Colin laughed but otherwise ignored the diatribe.
“Do me and Colin,” Lindsey said softly, her eyes staring down at her bare, tan knees. “The other Colin, I mean,” she added.
And so Colin did. He sat down and balanced a book on his knees, then pulled out his notebook and pencil. As he filled in the variables, he said, “Now just so you know, getting cheated on counts as getting dumped. I don’t want you to get pissed off about it; that’s just the way the Theorem works.”
“Fair,” Lindsey said curtly. Colin had played with the Theorem so much that he knew from the numbers what it would look like, but he still went through the motions of plotting each point.
When he showed it to her, she said, “Wait, what’s that?”
“That’s TOC dumping you,” answered Colin.
“So it works,” she said, her voice empty of emotion. “It’s weird—I feel sad, but not about him. All I feel about breaking up is—I’m just relieved.”
“Relief is a Dumper emotion,” Colin noted with some concern.
Lindsey hopped off the pool table and plopped down on the couch beside Colin. “I think I just realized that I don’t actually want to date an assho
le I’m not even attracted to. Those are two separate revelations: I don’t want to date assholes, and I’m not actually turned on by big muscles. Although I did cry like a two-year-old in the nursing home, so the relief is possibly temporary.”
Hassan grabbed the notebook from Colin. “It really fugging seems to work.”
“Yeah, I know.”
“Well, although, not to poop on your party, but you proved what I already knew—that guys who play football know how to play the mother-fugging field, and that Katherines dump Colins like Hassans eat Monster Thickburgers: voraciously, passionately, and often.”
“Well, the real test is whether it can predict the arc of a relationship,” Colin acknowledged.
“Oh, hey,” Lindsey said, seeming to remember something. “Ask Hassan what he was doing in the Game Room about twenty minutes before you showed up.”
“What were you doing in the Game Room about twenty min—”

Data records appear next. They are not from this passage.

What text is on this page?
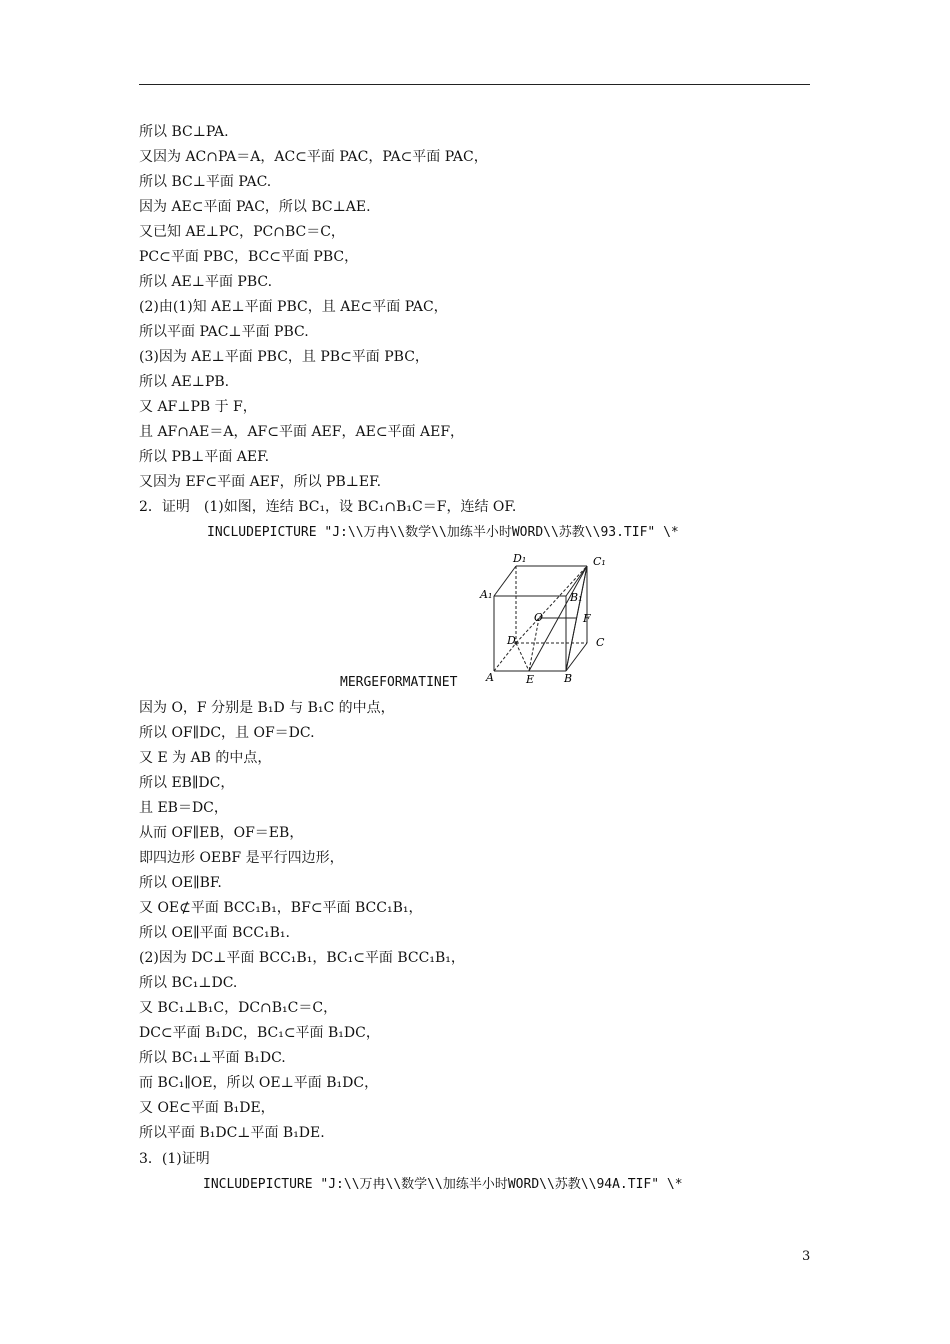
所以 BC⊥PA.
又因为 AC∩PA＝A，AC⊂平面 PAC，PA⊂平面 PAC，
所以 BC⊥平面 PAC.
因为 AE⊂平面 PAC，所以 BC⊥AE.
又已知 AE⊥PC，PC∩BC＝C，
PC⊂平面 PBC，BC⊂平面 PBC，
所以 AE⊥平面 PBC.
(2)由(1)知 AE⊥平面 PBC，且 AE⊂平面 PAC，
所以平面 PAC⊥平面 PBC.
(3)因为 AE⊥平面 PBC，且 PB⊂平面 PBC，
所以 AE⊥PB.
又 AF⊥PB 于 F，
且 AF∩AE＝A，AF⊂平面 AEF，AE⊂平面 AEF，
所以 PB⊥平面 AEF.
又因为 EF⊂平面 AEF，所以 PB⊥EF.
2．证明　(1)如图，连结 BC₁，设 BC₁∩B₁C＝F，连结 OF.
INCLUDEPICTURE "J:\\万冉\\数学\\加练半小时WORD\\苏教\\93.TIF" \*
D₁	C₁
A₁	B₁
O	F
D	C
A	E	B
MERGEFORMATINET
因为 O，F 分别是 B₁D 与 B₁C 的中点，
所以 OF∥DC，且 OF＝DC.
又 E 为 AB 的中点，
所以 EB∥DC，
且 EB＝DC，
从而 OF∥EB，OF＝EB，
即四边形 OEBF 是平行四边形，
所以 OE∥BF.
又 OE⊄平面 BCC₁B₁，BF⊂平面 BCC₁B₁，
所以 OE∥平面 BCC₁B₁.
(2)因为 DC⊥平面 BCC₁B₁，BC₁⊂平面 BCC₁B₁，
所以 BC₁⊥DC.
又 BC₁⊥B₁C，DC∩B₁C＝C，
DC⊂平面 B₁DC，BC₁⊂平面 B₁DC，
所以 BC₁⊥平面 B₁DC.
而 BC₁∥OE，所以 OE⊥平面 B₁DC，
又 OE⊂平面 B₁DE，
所以平面 B₁DC⊥平面 B₁DE.
3．(1)证明
INCLUDEPICTURE "J:\\万冉\\数学\\加练半小时WORD\\苏教\\94A.TIF" \*
3
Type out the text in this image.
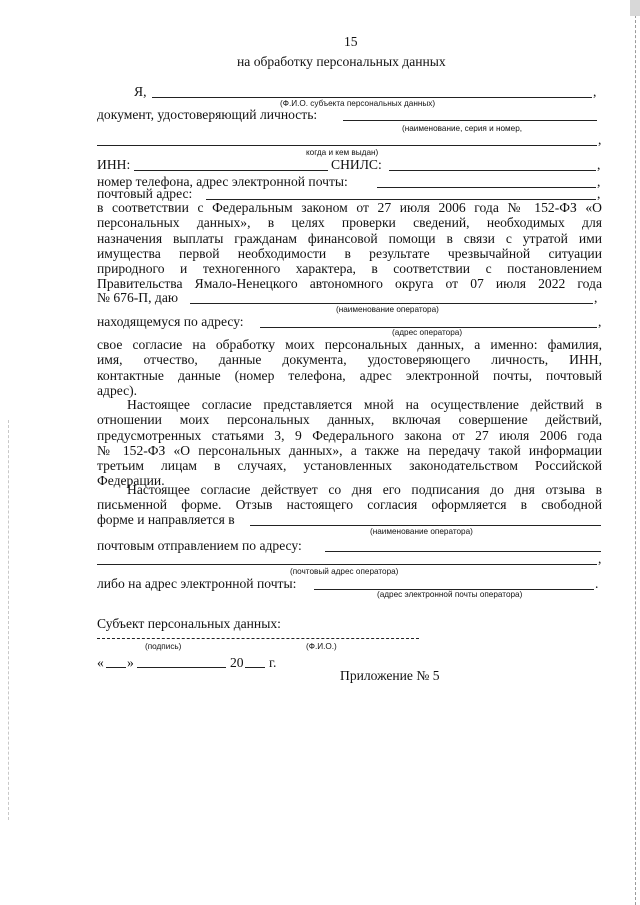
15
на обработку персональных данных
Я,	,
(Ф.И.О. субъекта персональных данных)
документ, удостоверяющий личность:
(наименование, серия и номер,
,
когда и кем выдан)
ИНН:	СНИЛС:	,
номер телефона, адрес электронной почты:	,
почтовый адрес:	,
в соответствии с Федеральным законом от 27 июля 2006 года № 152-ФЗ «О
персональных данных», в целях проверки сведений, необходимых для
назначения выплаты гражданам финансовой помощи в связи с утратой ими
имущества первой необходимости в результате чрезвычайной ситуации
природного и техногенного характера, в соответствии с постановлением
Правительства Ямало-Ненецкого автономного округа от 07 июля 2022 года
№ 676-П, даю	,
(наименование оператора)
находящемуся по адресу:	,
(адрес оператора)
свое согласие на обработку моих персональных данных, а именно: фамилия,
имя, отчество, данные документа, удостоверяющего личность, ИНН,
контактные данные (номер телефона, адрес электронной почты, почтовый
адрес).
Настоящее согласие представляется мной на осуществление действий в
отношении моих персональных данных, включая совершение действий,
предусмотренных статьями 3, 9 Федерального закона от 27 июля 2006 года
№ 152-ФЗ «О персональных данных», а также на передачу такой информации
третьим лицам в случаях, установленных законодательством Российской
Федерации.
Настоящее согласие действует со дня его подписания до дня отзыва в
письменной форме. Отзыв настоящего согласия оформляется в свободной
форме и направляется в
(наименование оператора)
почтовым отправлением по адресу:
,
(почтовый адрес оператора)
либо на адрес электронной почты:	.
(адрес электронной почты оператора)
Субъект персональных данных:
(подпись)	(Ф.И.О.)
« »	20 г.
Приложение № 5
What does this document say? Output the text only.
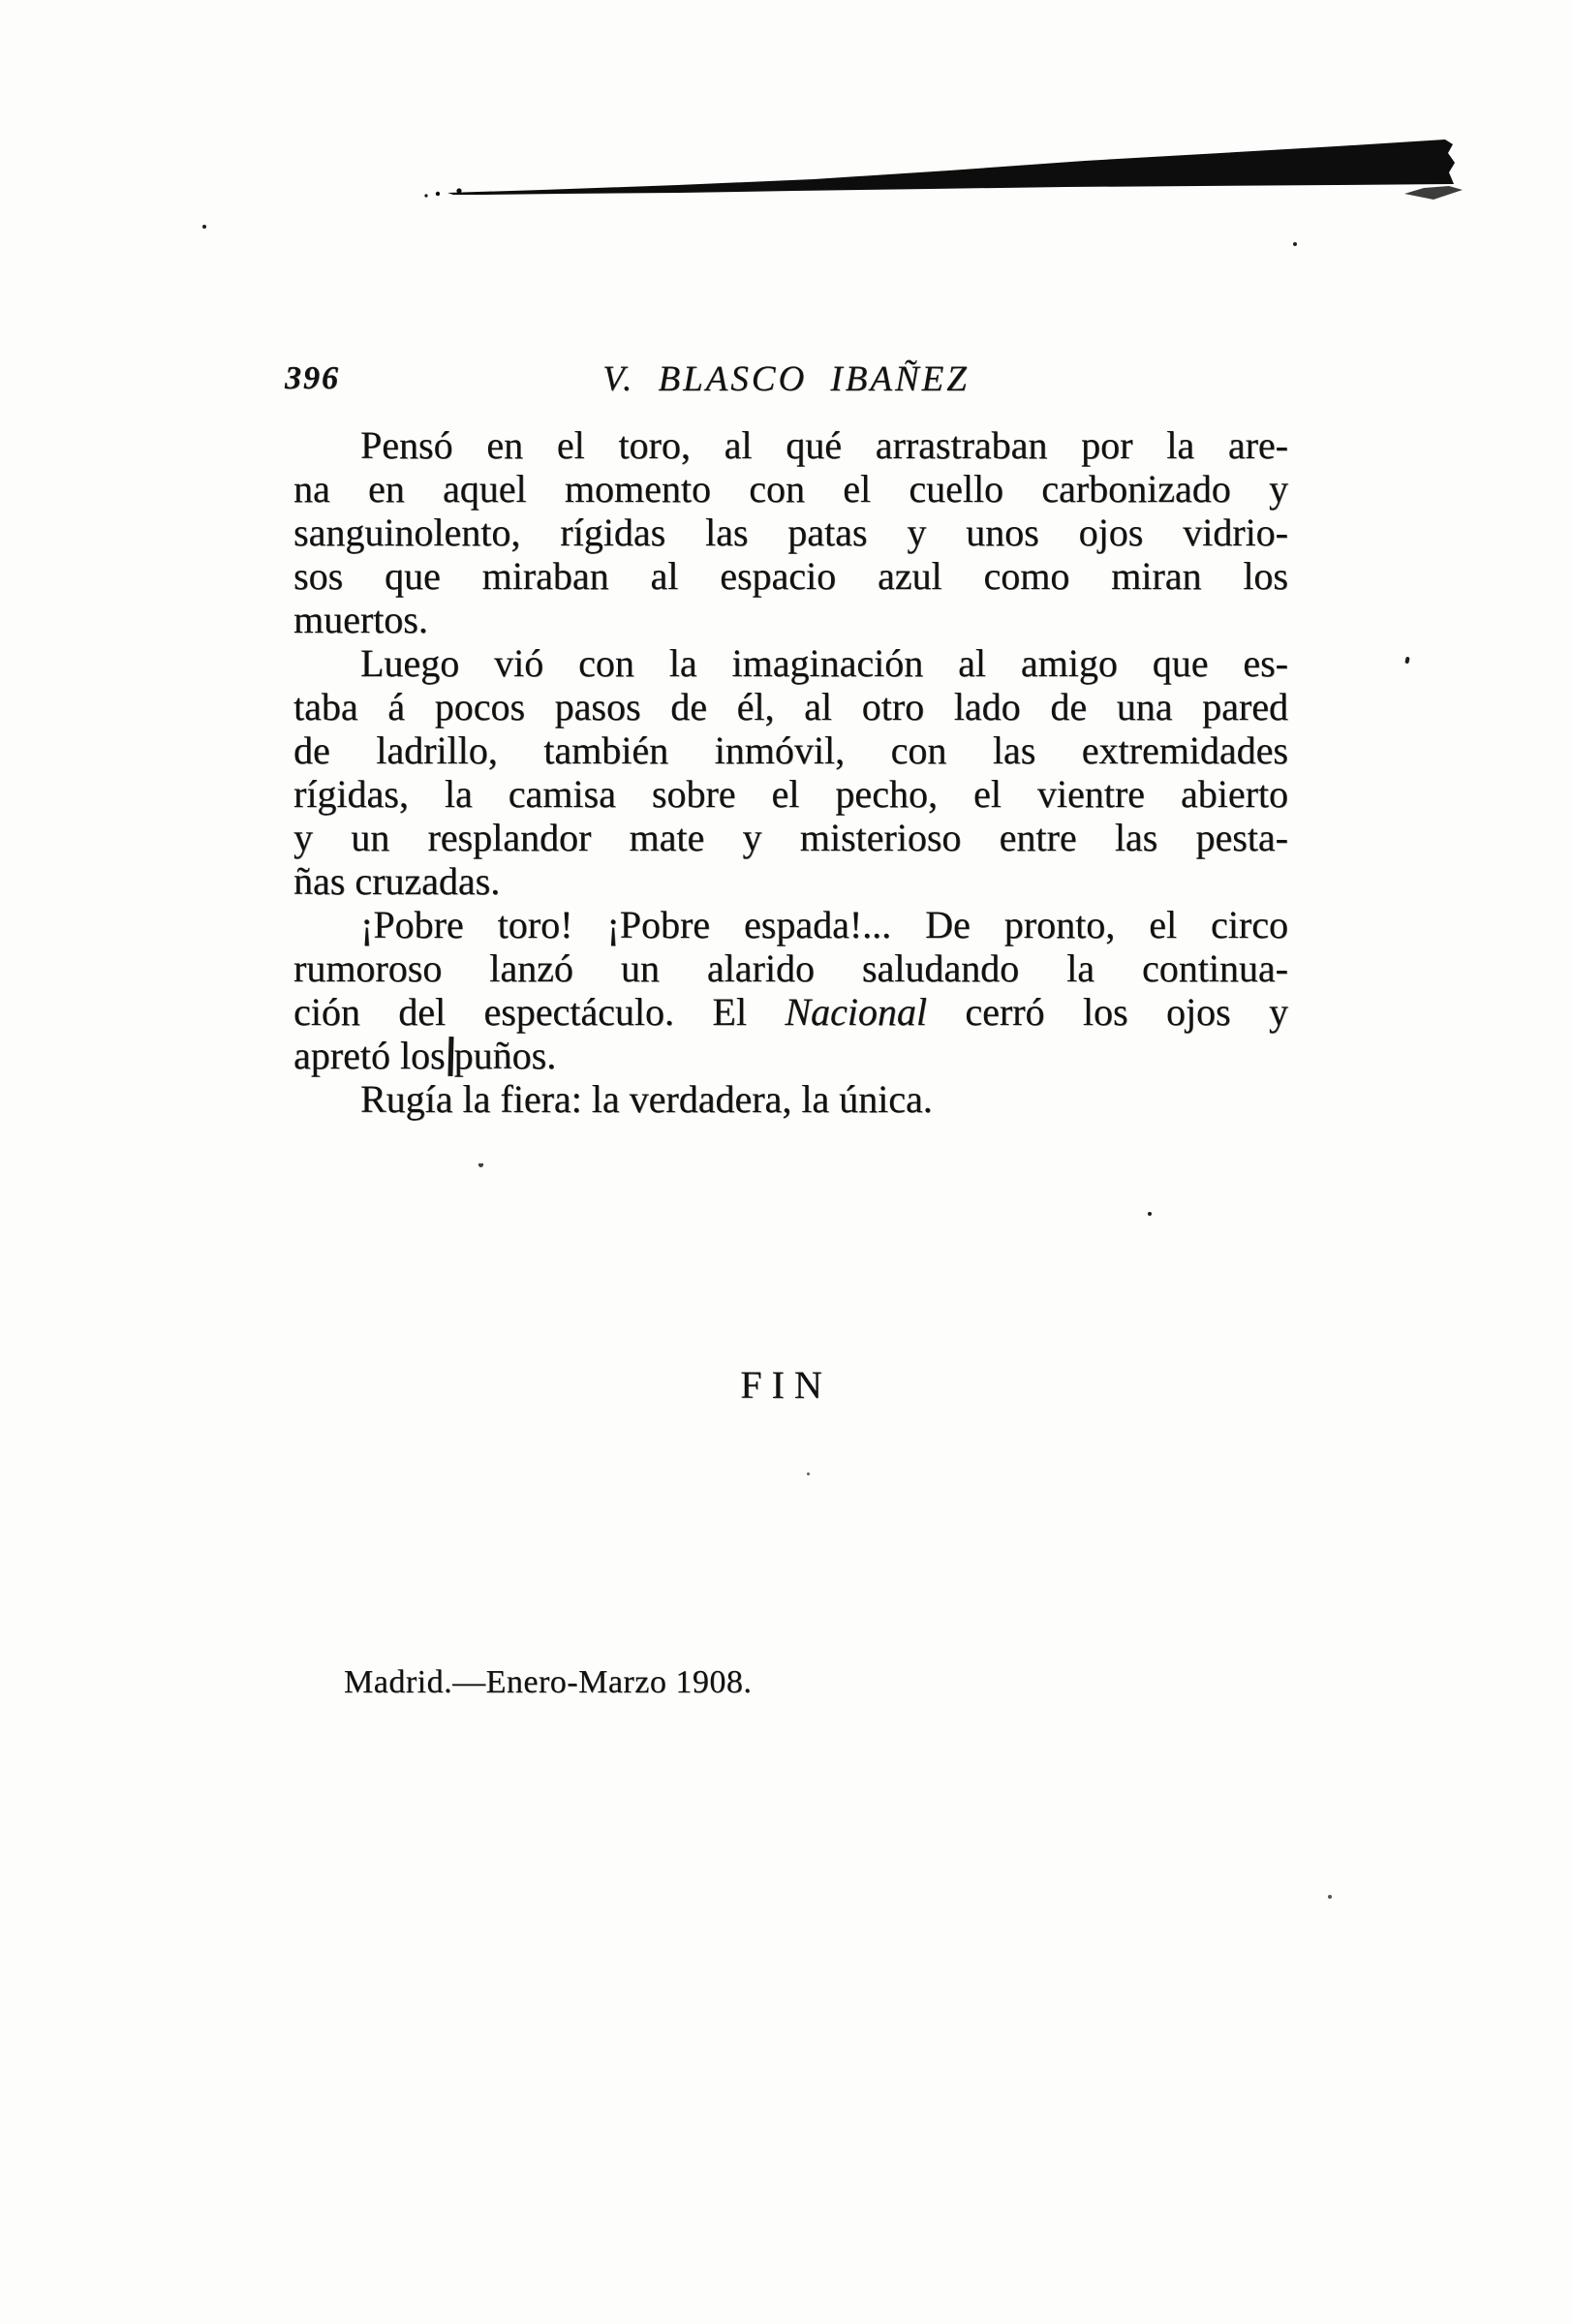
396	V. BLASCO IBAÑEZ
Pensó en el toro, al qué arrastraban por la are-
na en aquel momento con el cuello carbonizado y
sanguinolento, rígidas las patas y unos ojos vidrio-
sos que miraban al espacio azul como miran los
muertos.
Luego vió con la imaginación al amigo que es-
taba á pocos pasos de él, al otro lado de una pared
de ladrillo, también inmóvil, con las extremidades
rígidas, la camisa sobre el pecho, el vientre abierto
y un resplandor mate y misterioso entre las pesta-
ñas cruzadas.
¡Pobre toro! ¡Pobre espada!... De pronto, el circo
rumoroso lanzó un alarido saludando la continua-
ción del espectáculo. El Nacional cerró los ojos y
apretó los puños.
Rugía la fiera: la verdadera, la única.
FIN
Madrid.—Enero-Marzo 1908.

“God, don’t take her so literally,” said Hassan. “I was on the Internet.”
“Why were you on the Internet?”
Hassan stood up, smiling through his busted lip. He rubbed the Jew-fro as he walked by, and then paused at the doorway and said, “Me and Thunderstick decided to take our show to college,” Hassan said, and Colin opened his mouth to talk, but Hassan said, “I only registered for two classes in the fall, so don’t start creaming yourself. I’ve got to ease my way into it. Don’t tell me how fugging happy you are. I know.”82
82 And sure enough, that September ninth, Hassan would sit down in a class called English Composition at ten in the morning, even though it directly conflicted with his beloved companion, friend, and possible fantasy lover, Judge Judy.
(eighteen)
Colin slept through the rooster that Thursday morning but not through Lindsey jumping onto his bed and saying, “Get up. We’re going to Memphis.”
She gracefully jumped down, her butt landing on the bed, and sang, “Memphis. Memphis. We’re skipping work and going to Memphis. To spy on Hollis and find out why she was filling the swear jar.”